Это требовало больших расходов, и притом это была такая надобность, которой нельзя было отвести: но Алымов, однако, с этим справился: он уехал из дома в самый сев и возвратился домой «по грудкам», когда земля уже замерзла и была запорошена мелким снегом. А чтобы не нести покор на своей душе, что он бросил крестьян на жертву бескормицы, он их утешил:
– Братцы! – сказал он «своим людишкам» по возвращении, – я об вас хлопотал – хотел найти озимых семян, да не нашел; но вы как-нибудь перебьетесь… Не правда ли? Я нашел отличные семена яровой ржи и купил целых десять четвертей. По осени их везти неспособно было из Дмитровки, а теперь готовьтесь: как санный путь встанет – поезжайте на пяти подводах, берите по две четверти на лошадь и привозите домой, ссыплем в один мой амбар, а по весне, что бог даст, – запашем и засеем все земли – мои и ваши, и будет чудесно… не правда ли?
Мужики отвечали: «Может, и правда!» А сами подумали: «Верно, брешет, – верно, что-нибудь крутит, шишимора!» – однако поехали и яровую рожь привезли.
А какая она такая будет и годится ли – то им было неведомо, и потому они делали все это с неудовольствием.
Прибыли на двор, выпрягли лошадей и оставили рожь на санках – ссыпать было поздно.
А когда пришли ссыпать на другой день, то увидали нечто необыкновенное: господин их захотел божье зерно все перепортить.
Алымов начитал в «Трудах Экономического общества» что-то необыкновенное о «навозной жиже», в которой рекомендовалось мочить семена и потом их высушить, и от посева таких семян урожай бывает отменный.

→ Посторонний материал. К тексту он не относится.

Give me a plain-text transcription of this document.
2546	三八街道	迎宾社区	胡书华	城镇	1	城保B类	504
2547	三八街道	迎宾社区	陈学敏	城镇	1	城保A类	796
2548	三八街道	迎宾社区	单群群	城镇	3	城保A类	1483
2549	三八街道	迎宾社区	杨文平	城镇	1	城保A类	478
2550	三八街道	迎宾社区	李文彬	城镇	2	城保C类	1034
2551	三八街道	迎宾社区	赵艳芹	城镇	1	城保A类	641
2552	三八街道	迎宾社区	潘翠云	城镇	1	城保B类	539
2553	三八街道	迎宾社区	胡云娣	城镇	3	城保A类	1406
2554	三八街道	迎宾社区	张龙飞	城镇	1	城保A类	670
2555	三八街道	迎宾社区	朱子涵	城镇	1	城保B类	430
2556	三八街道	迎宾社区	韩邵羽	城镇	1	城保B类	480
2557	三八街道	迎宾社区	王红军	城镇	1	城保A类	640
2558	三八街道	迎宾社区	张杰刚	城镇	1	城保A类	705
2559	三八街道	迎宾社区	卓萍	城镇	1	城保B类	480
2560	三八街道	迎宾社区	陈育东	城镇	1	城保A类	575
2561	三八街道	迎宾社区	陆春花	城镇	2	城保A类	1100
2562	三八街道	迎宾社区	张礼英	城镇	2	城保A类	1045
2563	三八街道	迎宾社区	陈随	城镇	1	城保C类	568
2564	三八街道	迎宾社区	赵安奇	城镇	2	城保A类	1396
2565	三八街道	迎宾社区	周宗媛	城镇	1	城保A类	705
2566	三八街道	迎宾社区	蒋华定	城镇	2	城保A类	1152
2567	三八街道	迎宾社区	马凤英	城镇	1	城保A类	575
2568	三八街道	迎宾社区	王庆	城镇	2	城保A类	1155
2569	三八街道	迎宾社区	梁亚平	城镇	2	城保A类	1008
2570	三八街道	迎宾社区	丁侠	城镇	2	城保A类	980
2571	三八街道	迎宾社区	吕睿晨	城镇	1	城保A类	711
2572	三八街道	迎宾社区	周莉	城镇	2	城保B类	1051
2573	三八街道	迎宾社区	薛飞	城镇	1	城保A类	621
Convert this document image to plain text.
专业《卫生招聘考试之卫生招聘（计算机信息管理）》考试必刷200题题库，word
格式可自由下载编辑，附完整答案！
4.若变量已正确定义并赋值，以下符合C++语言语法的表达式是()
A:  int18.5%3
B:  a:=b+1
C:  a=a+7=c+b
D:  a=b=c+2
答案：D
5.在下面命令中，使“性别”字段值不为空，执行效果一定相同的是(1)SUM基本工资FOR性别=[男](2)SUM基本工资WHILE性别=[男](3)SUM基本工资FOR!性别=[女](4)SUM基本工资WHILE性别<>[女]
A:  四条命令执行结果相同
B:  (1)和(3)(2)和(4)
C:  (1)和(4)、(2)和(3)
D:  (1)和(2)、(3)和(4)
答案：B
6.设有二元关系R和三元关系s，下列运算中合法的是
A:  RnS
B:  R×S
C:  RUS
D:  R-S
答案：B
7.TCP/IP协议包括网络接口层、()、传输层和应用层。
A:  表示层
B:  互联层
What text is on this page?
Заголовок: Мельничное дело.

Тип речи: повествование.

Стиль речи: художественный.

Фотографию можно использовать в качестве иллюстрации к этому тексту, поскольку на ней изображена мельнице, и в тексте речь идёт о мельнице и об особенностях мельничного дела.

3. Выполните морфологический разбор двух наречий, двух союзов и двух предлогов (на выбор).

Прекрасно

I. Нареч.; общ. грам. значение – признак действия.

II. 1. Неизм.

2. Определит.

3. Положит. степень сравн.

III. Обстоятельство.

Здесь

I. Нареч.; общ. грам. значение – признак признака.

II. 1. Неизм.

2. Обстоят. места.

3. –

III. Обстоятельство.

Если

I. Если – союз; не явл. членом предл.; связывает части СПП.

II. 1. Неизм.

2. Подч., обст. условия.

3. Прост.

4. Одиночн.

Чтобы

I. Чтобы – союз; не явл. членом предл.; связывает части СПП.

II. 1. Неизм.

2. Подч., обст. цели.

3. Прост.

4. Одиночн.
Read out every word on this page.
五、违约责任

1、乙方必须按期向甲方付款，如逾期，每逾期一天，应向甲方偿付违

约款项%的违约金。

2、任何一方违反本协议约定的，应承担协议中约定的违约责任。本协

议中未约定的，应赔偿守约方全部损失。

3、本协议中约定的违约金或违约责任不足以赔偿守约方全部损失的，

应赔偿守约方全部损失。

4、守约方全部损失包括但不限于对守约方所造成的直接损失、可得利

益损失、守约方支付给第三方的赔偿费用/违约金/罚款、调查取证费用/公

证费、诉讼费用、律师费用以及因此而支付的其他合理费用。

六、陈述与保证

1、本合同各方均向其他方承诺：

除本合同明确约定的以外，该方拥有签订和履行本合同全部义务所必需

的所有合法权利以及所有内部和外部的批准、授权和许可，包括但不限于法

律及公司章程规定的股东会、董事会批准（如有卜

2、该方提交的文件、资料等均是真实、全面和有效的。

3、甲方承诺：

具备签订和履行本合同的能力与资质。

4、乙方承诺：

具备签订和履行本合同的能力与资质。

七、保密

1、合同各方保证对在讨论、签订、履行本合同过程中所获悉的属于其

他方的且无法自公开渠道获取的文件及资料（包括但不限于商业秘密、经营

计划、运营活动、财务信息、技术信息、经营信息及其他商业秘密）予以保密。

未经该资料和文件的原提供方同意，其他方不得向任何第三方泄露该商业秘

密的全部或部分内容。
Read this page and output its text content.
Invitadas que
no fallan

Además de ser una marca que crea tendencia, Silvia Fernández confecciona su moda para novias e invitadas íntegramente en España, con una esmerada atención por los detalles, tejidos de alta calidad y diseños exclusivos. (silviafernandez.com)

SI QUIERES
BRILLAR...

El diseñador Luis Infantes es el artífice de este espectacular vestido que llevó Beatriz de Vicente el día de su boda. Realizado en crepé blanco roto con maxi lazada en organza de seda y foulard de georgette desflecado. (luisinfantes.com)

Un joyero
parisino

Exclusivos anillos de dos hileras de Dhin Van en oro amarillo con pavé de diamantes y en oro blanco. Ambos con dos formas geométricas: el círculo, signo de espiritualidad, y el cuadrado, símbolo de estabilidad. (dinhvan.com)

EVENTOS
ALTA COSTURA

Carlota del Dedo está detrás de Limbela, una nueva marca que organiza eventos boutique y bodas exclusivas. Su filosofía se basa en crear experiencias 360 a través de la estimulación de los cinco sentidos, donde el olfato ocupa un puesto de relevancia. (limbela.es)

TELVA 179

Шишимора сейчас же устроил у себя на скотной избе ящик, величиною в два больших корыта, навел там жижицы на мешаном конском и ином помете и велел в нем «зерно макать да просушивать» и тогда только в амбар ссыпать.
Затея эта мужикам очень не понравилась и показалась глупою, а оттого и руки у них не поднимались, чтобы «добро незнамо в чем мочить»; но делать было нечего – власть господская выше, и мужики своему «шишиморе» повиновались, все помочили, обсушили и ссыпали, – амбар заперли и ключ ему принесли и у самых образов на стенку повесили. А шишимора сейчас же опять велел заложить свою тройку в сани, взял казачка Валетку и собаку «Интенданта» и поехал свататься на целую зиму. И выезд этот он производил с повсеместным успехом, которому очень помогала его «продувная штука», «как он оплел мужиков».
Оплетение же заключалось в том, что яровая рожь, припасенная на семя, была «припоганена» посредством замачиванья ее в навозной жиже и что теперь за эту рожь уже бояться нечего, так как мужики ее, «поганую» от мочки в навозе, на снедь уже не украдут.
– А что же они зимой будут есть? – спрашивали майора.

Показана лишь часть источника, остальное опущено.